Let's build a text-to-image search using CLIP-as-service. Namely, user input a sentence and the program returns the matched images. We will use Totally Looks Like dataset and DocArray package. Note that DocArray is included within clip-client as an upstream dependency, so you don't need to install it separately.

In [None]:
# BUG: Disable warnings otherwise screen gets flashy
import warnings
warnings.filterwarnings('ignore')

# BUG: Install matplotlib for sprite render
!pip install -q matplotlib

### Pull pre-computed embeddings

Since you may be running this notebook on a laptop and not a GPU-powered beast, we'll skip the [dataset encoding](https://github.com/jina-ai/clip-as-service/#encode-images) and just download pre-computed embeddings from Jina Cloud

In [None]:
from docarray import DocumentArray

img_da = DocumentArray.pull('ttl-embedding', show_progress=True, local_cache=True)

In [None]:
img_da.plot_image_sprites()

### Connect to CLIP server

Be sure to run [`server.ipynb`](./server.ipynb) and take note of the server settings there

In [None]:
from clip_client import Client

host = "grpc://examples.jina.ai:51000"

c = Client(host)

### Find matches

In [None]:
input_texts = [
    "a happy potato",
    "professor cat is very serious",
    "there will be no tomorrow so lets eat unhealthy"
]

In [None]:
for txt in input_texts:
    print(txt)
    vec = c.encode([txt])
    r = img_da.find(query=vec, limit=9)
    r.plot_image_sprites()

## Image-to-text cross-modal search

We can also switch the input and output of the last program to achieve image-to-text search.
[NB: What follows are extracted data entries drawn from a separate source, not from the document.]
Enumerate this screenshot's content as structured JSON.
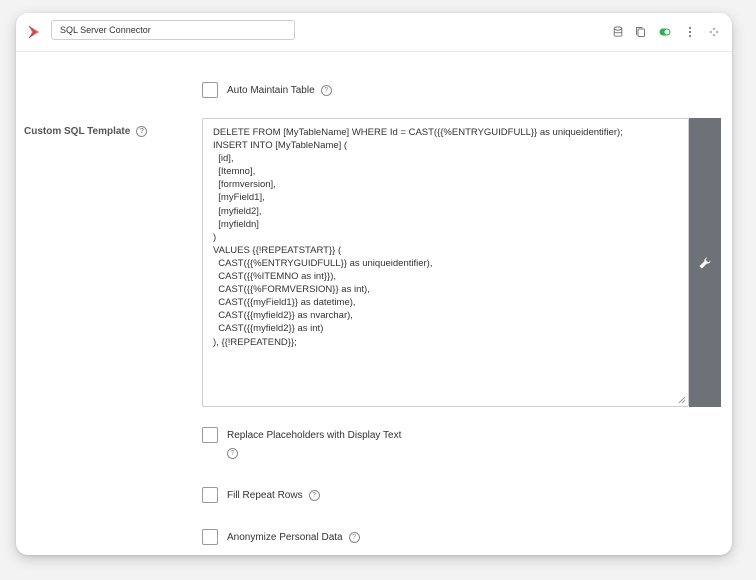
{
  "header": {
    "connector_name": "SQL Server Connector",
    "icons": [
      "database-icon",
      "copy-icon",
      "toggle-icon",
      "more-vert-icon",
      "move-icon"
    ],
    "toggle_color": "#2bb24c",
    "brand_color": "#d9534f"
  },
  "options": {
    "auto_maintain": {
      "label": "Auto Maintain Table",
      "help": "?"
    },
    "replace_placeholders": {
      "label": "Replace Placeholders with Display Text",
      "help": "?"
    },
    "fill_repeat": {
      "label": "Fill Repeat Rows",
      "help": "?"
    },
    "anonymize": {
      "label": "Anonymize Personal Data",
      "help": "?"
    }
  },
  "sql": {
    "label": "Custom SQL Template",
    "help": "?",
    "lines": [
      "DELETE FROM [MyTableName] WHERE Id = CAST({{%ENTRYGUIDFULL}} as uniqueidentifier);",
      "INSERT INTO [MyTableName] (",
      "  [id],",
      "  [Itemno],",
      "  [formversion],",
      "  [myField1],",
      "  [myfield2],",
      "  [myfieldn]",
      ")",
      "VALUES {{!REPEATSTART}} (",
      "  CAST({{%ENTRYGUIDFULL}} as uniqueidentifier),",
      "  CAST({{%ITEMNO as int}}),",
      "  CAST({{%FORMVERSION}} as int),",
      "  CAST({{myField1}} as datetime),",
      "  CAST({{myfield2}} as nvarchar),",
      "  CAST({{myfield2}} as int)",
      "), {{!REPEATEND}};"
    ],
    "side_button_icon": "wrench-icon"
  }
}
Precisely, given a query image find the sentence that best describes the image.

We'll sample 10 images from our image DocumentArray and return the closest matching sentences from *Pride and Prejudice*.
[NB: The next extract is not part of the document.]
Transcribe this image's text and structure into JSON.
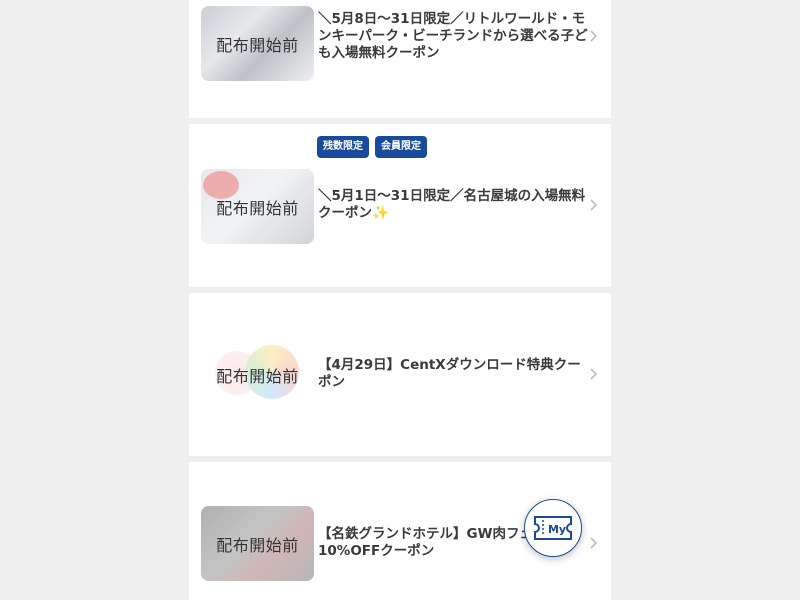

### Download *Pride and Prejudice*

In [None]:
txt_da = DocumentArray.pull('ttl-textual', show_progress=True, local_cache=True)

### Plot matches

In [None]:
for d in img_da.sample(10):
    d.plot()
    results = txt_da.find(d.embedding, limit=1)
    
    for match in results:
        print(match.text)

### This...isn't great?

- We broke down *Pride and Prejudice* into sentences. Our parser recognized things like `Mr.` as one sentence as it has a `.` at the end. So `Mr` is seen as a valid search term and it's so vague it just presents random dudes.
- Likewise, a lot of sentences have people's names. There are so many "Janes" that "Jane" could look like anyone!